Without just cutting and pasting the four top chapters about the psychological, hormonal, gut and immune health reasons behind their plan, I will try to summarize what I’ve learned. Before diving in, the best part of all of these concerns is that most are highly reversible. Even when permanent damage or conditions have developed, making these adjustments can drastically improve chronic conditions.

  • The reason Whole30 steers away from processed foods is because the salt, fat, and sugar in these items are designed to keep us eating them. They essentially trick the mind into experiencing the signals it normally receives for healthy eating. But these foods have few nutrients, so the body does not receive the message to stop eating. It’s basically the science behind the Pringles ad “Once you pop, you can’t stop.” Hey…at least they’re honest.
  • The hormone section is particularly detailed. As basic as I can be…a diet based on highly processed foods and high sugar intake reprograms the body to rely on new sugar for fuel and creates a situation with excess glucose (sugar) in the blood and extra fat storage. This leads to resistance in the brain of Leptin, the hormone that tells your brain that you are full and healthy, so it believes that you are still too thin. This promotes action in the body to eat more and move less because the body thinks it’s survival is at risk. Stress (cortisol) adds to this, and the development becomes cyclical.
  • Most of our immense system is in our gut and maintaining intestinal health is essential to overall well-being. This includes avoiding foods that can weakening the intestinal wall and lead to toxins entering the body. 
  • Chronic inflammation can lead to a wide variety of symptoms, both physical and psychological.
  • Most of these concerns can be addressed, corrected, or reversed by making strong choices in diet.

The details are definitely worth a read, but I found the logic behind the approach very easy to follow. Also, now that I’m two days into Whole30, I can tell you that I am not experiencing the withdrawal or internal “challenges” I have with other plans. The sugars in the fruits and vegetables I’ve been eating seem to be keeping me from crashing or spiking. Here’s to more of the same.

SNBWhole30 - Day 3: Last night’s dinner was a modification of the “Roasted Root Vegetable in Curry Sauce.” I only used russet potatoes and carrots and then added chicken. I think I could add some salt and curry powder to the sauce, but it was still really good. The additional side was sautéed kale with almonds and lime zest. Really liked it. Today’s schedule is relatively light, so I’m planning on heading to the gym for the first time in a while.
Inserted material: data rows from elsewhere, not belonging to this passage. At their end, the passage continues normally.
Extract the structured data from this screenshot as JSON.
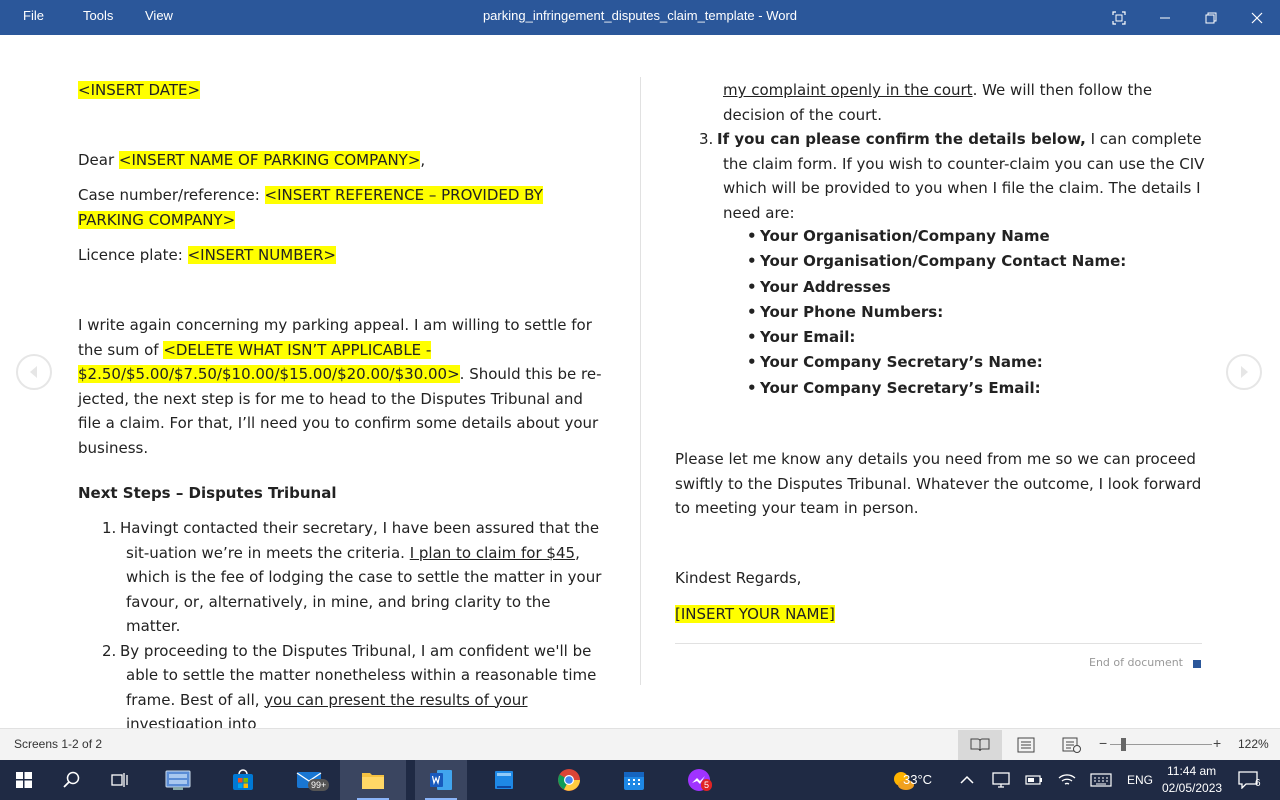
{
  "app": {
    "menu": [
      "File",
      "Tools",
      "View"
    ],
    "title": "parking_infringement_disputes_claim_template  -  Word"
  },
  "colors": {
    "titlebar": "#2b579a",
    "highlight": "#ffff00",
    "taskbar": "#1f2a44"
  },
  "doc": {
    "date": "<INSERT DATE>",
    "dear_prefix": "Dear ",
    "dear_name": "<INSERT NAME OF PARKING COMPANY>",
    "dear_suffix": ",",
    "case_label": "Case number/reference: ",
    "case_value": "<INSERT REFERENCE – PROVIDED BY PARKING COMPANY>",
    "plate_label": "Licence plate: ",
    "plate_value": "<INSERT NUMBER>",
    "para1_a": "I write again concerning my parking appeal. I am willing to settle for the sum of ",
    "para1_hl": "<DELETE WHAT ISN’T APPLICABLE - $2.50/$5.00/$7.50/$10.00/$15.00/$20.00/$30.00>",
    "para1_b": ". Should this be re-jected, the next step is for me to head to the Disputes Tribunal and file a claim. For that, I’ll need you to confirm some details about your business.",
    "heading": "Next Steps – Disputes Tribunal",
    "step1_num": "1.",
    "step1_a": "Havingt contacted their secretary, I have been assured that the sit-uation we’re in meets the criteria. ",
    "step1_u": "I plan to claim for $45",
    "step1_b": ", which is the fee of lodging the case to settle the matter in your favour, or, alternatively, in mine, and bring clarity to the matter.",
    "step2_num": "2.",
    "step2_a": "By proceeding to the Disputes Tribunal, I am confident we'll be able to settle the matter nonetheless within a reasonable time frame. Best of all, ",
    "step2_u": "you can present the results of your investigation into",
    "step2_cont_u": "my complaint openly in the court",
    "step2_cont_b": ". We will then follow the decision of the court.",
    "step3_num": "3.",
    "step3_bold": "If you can please confirm the details below,",
    "step3_rest": " I can complete the claim form. If you wish to counter-claim you can use the CIV which will be provided to you when I file the claim. The details I need are:",
    "details": [
      "Your Organisation/Company Name",
      "Your Organisation/Company Contact Name:",
      "Your Addresses",
      "Your Phone Numbers:",
      "Your Email:",
      "Your Company Secretary’s Name:",
      "Your Company Secretary’s Email:"
    ],
    "closing_para": "Please let me know any details you need from me so we can proceed swiftly to the Disputes Tribunal. Whatever the outcome, I look forward to meeting your team in person.",
    "regards": "Kindest Regards,",
    "name": "[INSERT YOUR NAME]",
    "end_of_document": "End of document"
  },
  "status": {
    "screens": "Screens 1-2 of 2",
    "zoom": "122%",
    "zoom_fraction": 0.13
  },
  "taskbar": {
    "mail_badge": "99+",
    "messenger_badge": "5",
    "weather": "33°C",
    "language": "ENG",
    "time": "11:44 am",
    "date": "02/05/2023",
    "notifications": "6"
  }
}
I’m hoping the extra boost will help pump up the metabolism even more. 


Roasted Root Vegetables: Peel and cut potatoes and carrots, toss in cooking oil (used coconut) and roast on cooking sheets for 30-40 minutes until slightly browned and soft.

Curry Sauce: Sautee 1/2 an onion (minced) for three minutes in 1 tbl. of cooking fat, add 1.5 tsp minced ginger for one minute, 1 clove minced garlic for another minute, then 1.5 tbl. yellow curry and .5 tbl. red curry for 30 seconds. Add one can of coconut milk, turn heat to low and simmer for 10 minutes.

Kale: Stem and cut one head of kale into one inch pieces. Steam for three minutes. Sautee 1/2 cup sliced almonds and one clove of minced garlic in 3 tbl. of cooking fat for three minutes. Add steamed kale, toss for two minutes, then top with salt, pepper, 1/2 lime zest and juice and serve.